What does he want to do with the prize money of 10,000 euros? He prefers to open a studio in Amsterdam with a shop in it. With his winnings, he is in any case assured of a spot on the Fashion Week program next year.
martan
That the threesome martan (Diek Pothoven, Douwe de Boer and Eugenie Haitsma Mulier) in hotel Amrath was no coincidence. Pothoven lives around the corner and was fascinated by the expressionist Amsterdam School style of the Scheepvaarthuis in which the hotel is located. The collection was made from discarded damask tablecloths and Egyptian cotton sheets from the hotel.
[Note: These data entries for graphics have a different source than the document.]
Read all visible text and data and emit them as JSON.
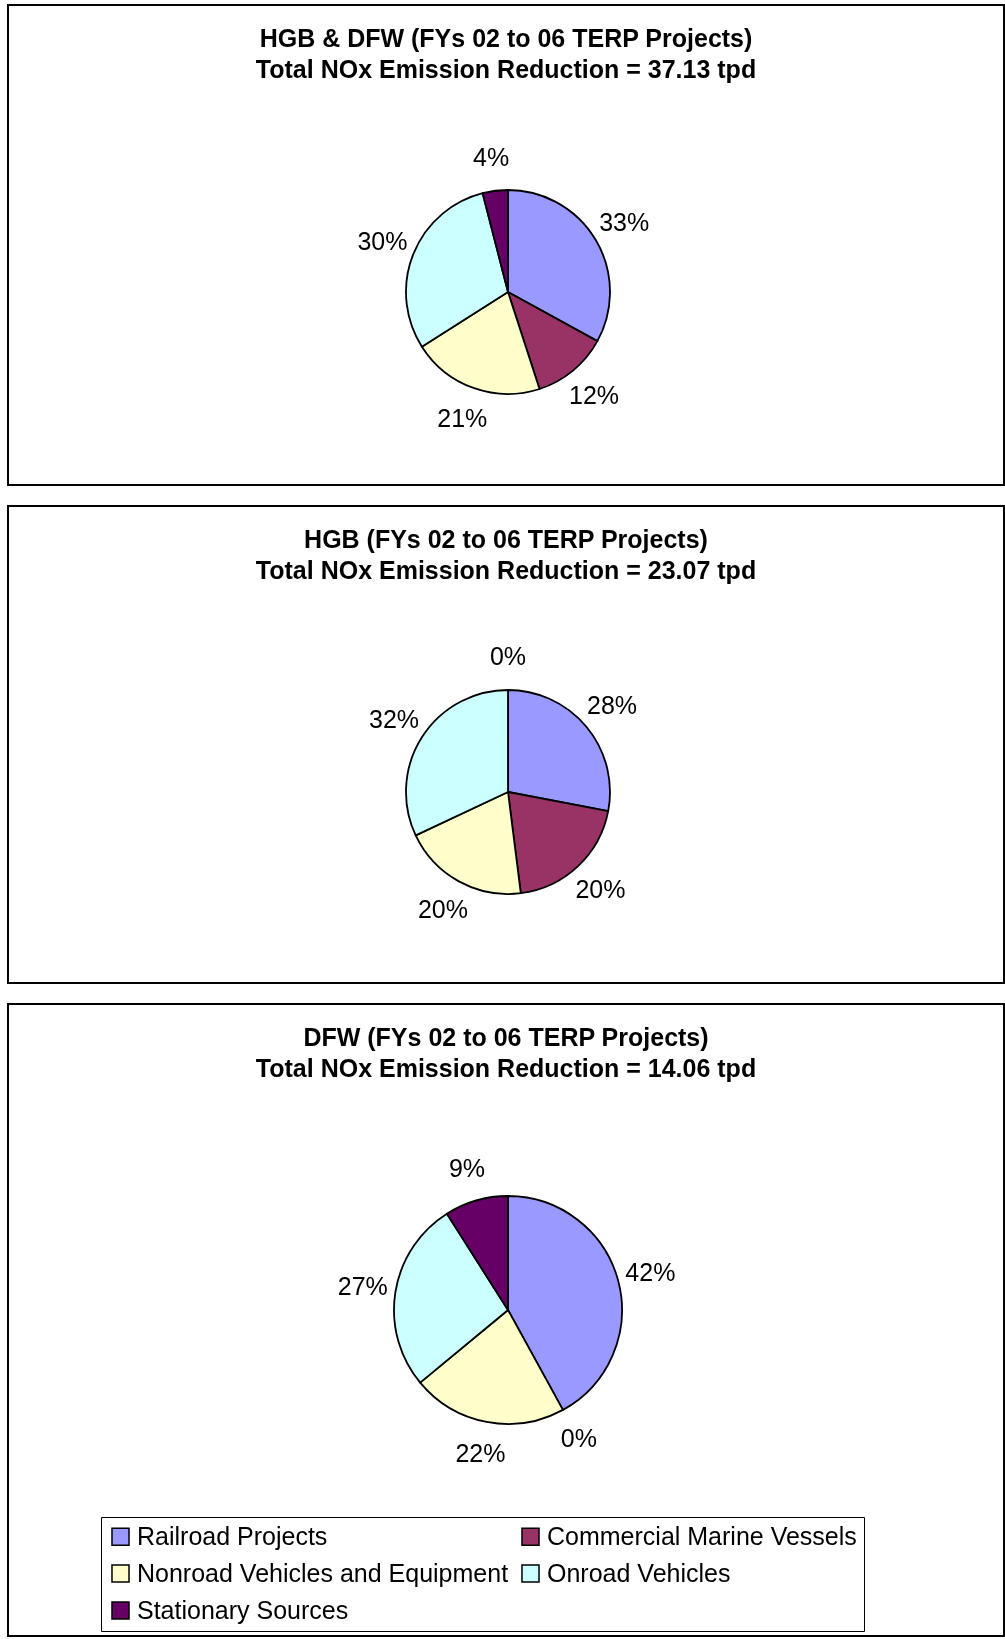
{
  "chart_data": [
    {
      "type": "pie",
      "title": "HGB & DFW (FYs 02 to 06 TERP Projects)",
      "subtitle": "Total NOx Emission Reduction = 37.13 tpd",
      "categories": [
        null,
        null,
        null,
        null,
        null
      ],
      "values": [
        33,
        12,
        21,
        30,
        4
      ],
      "value_labels": [
        "33%",
        "12%",
        "21%",
        "30%",
        "4%"
      ],
      "colors": [
        "#9999ff",
        "#993366",
        "#ffffcc",
        "#ccffff",
        "#660066"
      ]
    },
    {
      "type": "pie",
      "title": "HGB (FYs 02 to 06 TERP Projects)",
      "subtitle": "Total NOx Emission Reduction = 23.07 tpd",
      "categories": [
        null,
        null,
        null,
        null,
        null
      ],
      "values": [
        28,
        20,
        20,
        32,
        0
      ],
      "value_labels": [
        "28%",
        "20%",
        "20%",
        "32%",
        "0%"
      ],
      "colors": [
        "#9999ff",
        "#993366",
        "#ffffcc",
        "#ccffff",
        "#660066"
      ]
    },
    {
      "type": "pie",
      "title": "DFW (FYs 02 to 06 TERP Projects)",
      "subtitle": "Total NOx Emission Reduction = 14.06 tpd",
      "categories": [
        "Railroad Projects",
        "Commercial Marine Vessels",
        "Nonroad Vehicles and Equipment",
        "Onroad Vehicles",
        "Stationary Sources"
      ],
      "values": [
        42,
        0,
        22,
        27,
        9
      ],
      "value_labels": [
        "42%",
        "0%",
        "22%",
        "27%",
        "9%"
      ],
      "colors": [
        "#9999ff",
        "#993366",
        "#ffffcc",
        "#ccffff",
        "#660066"
      ],
      "legend": "bottom"
    }
  ]
}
As soon as there is a hole in it, it has to go, but everything around the holes turned out to be perfectly usable. Martan showed men’s and women’s clothing with draped rope constructions characteristic of Martan. Under the direction of Char Li Chung of Toneelgroep Oostpool, a collective of models and actors staged a wordless play while the groups of guests were led criss-cross through the building, so that everyone besides the performance could also take a good look at each other.
Boijmans
The most spectacular location of the fashion week was not in Amsterdam, but in that other metropolis: Rotterdam. For the debut of the brand Francon the press was invited to the depot of the Boijmans Van Beuningen museum. To protect the art, all of the guests’ frivolous, fashionable outfits had to be covered with long, white coats, after which a brief peek could be made in huge wooden boxes that hold couture dresses from Viktor & Rolf.
Francon’s show took place in the 40-foot-high atrium on the zigzag stairs, dubbed “the floating Harry Potter stairs” by museum staff. A fitting place, because the Rotterdam Francon, consisting of creative director May Kaan and architect Kees Kaan, draws inspiration from architecture and designs collections not based on seasons, but on locations. Many wearable pieces passed by on the catwalk, such as the suit, the tailored suit and the ordinary jeans.
cup of coffee
Not only clothing was celebrated this fashion week, make-up was also allowed to be there. Hannah Bennett, senior makeup artist for makeup brand Mac, created a different look for each presentation. At the show at the Boijmans, Bennett took ‘evening in the art gallery’ as the theme. For example, she imagined someone putting on make-up in a hurry after work. So she opted for a look with dark red lips and black eyeshadow, applied and smeared with the fingers.